Greentech Media had a piece on the issue this week:

Does the solar industry really need a mandate for recycling panels?

The answer is yes, according to Sheila Davis, Executive Director at SVTC, who spoke at Morrison Foster (also known as MoFo) in Palo Alto, California this morning.

Davis said, “We believe in mandatory recycling in electronics.” She said that if everyone has to recycle, it creates a level playing field, adding, “If people are committed to recycling, then people will design for recycling.”

She also spoke of the need to harmonize the recycling laws in 50 states with 50 different laws, reminiscent of the solar permitting issue.

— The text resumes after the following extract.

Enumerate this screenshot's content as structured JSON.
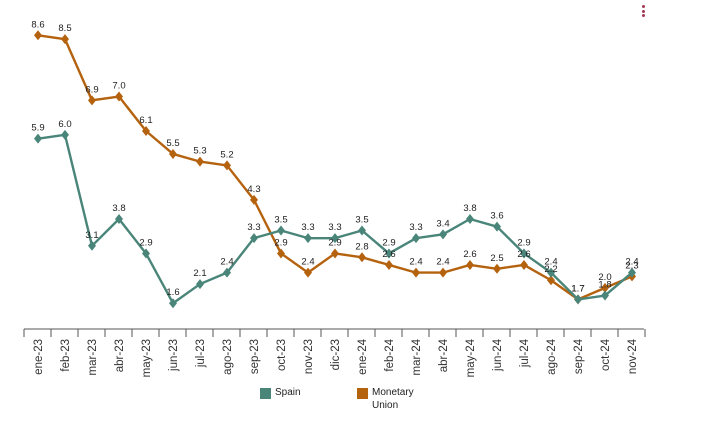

Dustin Mulvaney, the technical advisor for SVTC and a Postdoctoral Fellow at the University of California, Berkeley, spoke about the necessity of preventing an e-waste crisis from solar panels, citing the risks of releasing tellurium and indium into the environment, as well as the elements’ rarity. He listed the PV materials that can be recycled as glass, silicon wafers, silver, indium, tin, moly, nickel, zinc, copper, aluminum, zinc, plastics, CdTe filter cake, and CIGS filter cake.

Generally, the industry is supportive of recycling programs. But not everyone is in favor of mandatory programs that may add costs into manufacturing just as companies are hitting their stride.

So what do you think? Given what we know about e-waste, what are the best steps the industry can take to ensure environmental standards are met while keeping costs down?